|
|
|
|
|
|
by myself248
855 days ago
|
|
|
1: Simply bringing it down. If tensions escalate and someone has the ability to cripple their adversary's communications, obviously it's a string they can only pull once, but knowing they can pull it when the time is right, is a big deal. 2: E2EE doesn't insulate you from baseband vulnerabilities. You can think of a modern phone as having two processors, though in practice it's many more, think of the Application Processor (AP) and the Baseband (BB). The AP is basically the CPU that user code runs on. The baseband (so called because it deals with the radio signals once they've been downconverted from their broadband modulations) is sort of like a NIC, it provides connectivity to the main CPU. Now, if you're familiar with server NICs, imagine a server BMC that has god-level access to the hardware on which the application runs.

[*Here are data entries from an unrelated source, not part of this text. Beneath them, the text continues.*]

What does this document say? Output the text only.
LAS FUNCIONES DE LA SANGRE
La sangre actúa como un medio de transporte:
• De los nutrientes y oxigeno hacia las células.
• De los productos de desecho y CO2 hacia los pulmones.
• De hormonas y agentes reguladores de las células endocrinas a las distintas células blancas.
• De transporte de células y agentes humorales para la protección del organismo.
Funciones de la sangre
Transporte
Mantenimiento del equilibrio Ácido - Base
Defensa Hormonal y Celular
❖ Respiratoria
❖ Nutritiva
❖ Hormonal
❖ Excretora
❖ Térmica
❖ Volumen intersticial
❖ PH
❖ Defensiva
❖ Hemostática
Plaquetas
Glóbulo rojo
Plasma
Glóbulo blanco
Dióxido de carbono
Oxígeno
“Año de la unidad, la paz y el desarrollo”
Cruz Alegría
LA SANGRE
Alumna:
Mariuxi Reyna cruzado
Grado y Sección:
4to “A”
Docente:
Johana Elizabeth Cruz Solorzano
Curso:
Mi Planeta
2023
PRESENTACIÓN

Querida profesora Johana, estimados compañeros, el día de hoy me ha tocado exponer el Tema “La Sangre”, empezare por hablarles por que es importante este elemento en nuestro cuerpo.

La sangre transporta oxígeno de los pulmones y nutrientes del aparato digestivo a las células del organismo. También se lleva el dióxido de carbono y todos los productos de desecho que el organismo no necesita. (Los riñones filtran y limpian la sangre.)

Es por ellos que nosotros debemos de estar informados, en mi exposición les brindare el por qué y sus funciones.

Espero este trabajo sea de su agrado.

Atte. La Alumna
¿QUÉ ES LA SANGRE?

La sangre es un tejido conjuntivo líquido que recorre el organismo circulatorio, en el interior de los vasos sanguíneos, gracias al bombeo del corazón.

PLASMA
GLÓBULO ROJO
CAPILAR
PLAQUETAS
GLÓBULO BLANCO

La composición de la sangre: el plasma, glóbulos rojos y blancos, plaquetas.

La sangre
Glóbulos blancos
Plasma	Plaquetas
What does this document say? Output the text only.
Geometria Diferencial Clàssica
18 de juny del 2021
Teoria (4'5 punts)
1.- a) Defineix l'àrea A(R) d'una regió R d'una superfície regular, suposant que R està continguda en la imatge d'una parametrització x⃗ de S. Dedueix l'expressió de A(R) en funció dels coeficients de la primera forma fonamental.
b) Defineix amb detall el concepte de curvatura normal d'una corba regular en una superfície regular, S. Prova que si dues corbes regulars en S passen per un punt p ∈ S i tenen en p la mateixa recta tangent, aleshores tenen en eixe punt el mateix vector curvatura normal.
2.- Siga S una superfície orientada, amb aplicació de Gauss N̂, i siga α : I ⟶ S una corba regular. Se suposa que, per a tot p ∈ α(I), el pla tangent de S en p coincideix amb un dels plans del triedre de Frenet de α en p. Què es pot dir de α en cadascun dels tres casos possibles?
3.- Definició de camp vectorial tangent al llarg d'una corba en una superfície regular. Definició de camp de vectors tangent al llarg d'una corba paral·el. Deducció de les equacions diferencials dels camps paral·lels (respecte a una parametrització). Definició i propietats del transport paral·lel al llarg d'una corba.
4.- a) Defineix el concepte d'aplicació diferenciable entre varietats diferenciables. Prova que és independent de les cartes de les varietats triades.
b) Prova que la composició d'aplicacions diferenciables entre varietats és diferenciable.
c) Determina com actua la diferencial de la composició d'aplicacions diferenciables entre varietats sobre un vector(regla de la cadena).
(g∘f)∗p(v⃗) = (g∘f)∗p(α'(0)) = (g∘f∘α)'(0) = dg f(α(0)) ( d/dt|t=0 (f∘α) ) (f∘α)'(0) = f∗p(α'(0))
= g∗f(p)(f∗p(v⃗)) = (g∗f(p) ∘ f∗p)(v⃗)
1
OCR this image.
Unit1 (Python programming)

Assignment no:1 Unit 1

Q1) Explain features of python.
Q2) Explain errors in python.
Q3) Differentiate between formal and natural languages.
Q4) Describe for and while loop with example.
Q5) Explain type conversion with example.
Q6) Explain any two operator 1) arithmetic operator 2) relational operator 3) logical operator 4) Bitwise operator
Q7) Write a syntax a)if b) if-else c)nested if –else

That's roughly how the baseband is situated in the phone. Obviously you'd only connect such a BMC to an internal management network that's only accessible to trusted parties, right? Not to one that your adversary controls? YEahhhhh. If the adversary controls the cellular network and talks directly to the BB/BMC, it doesn't matter how secure the AP/CPU is, it's game over. |
|
|
The situation is somewhat better now. iPhone's modems are separated from the main CPU and communicates with it using some sort of serial link, and AFAIK tensor based pixels have modems isolated using IOMMU.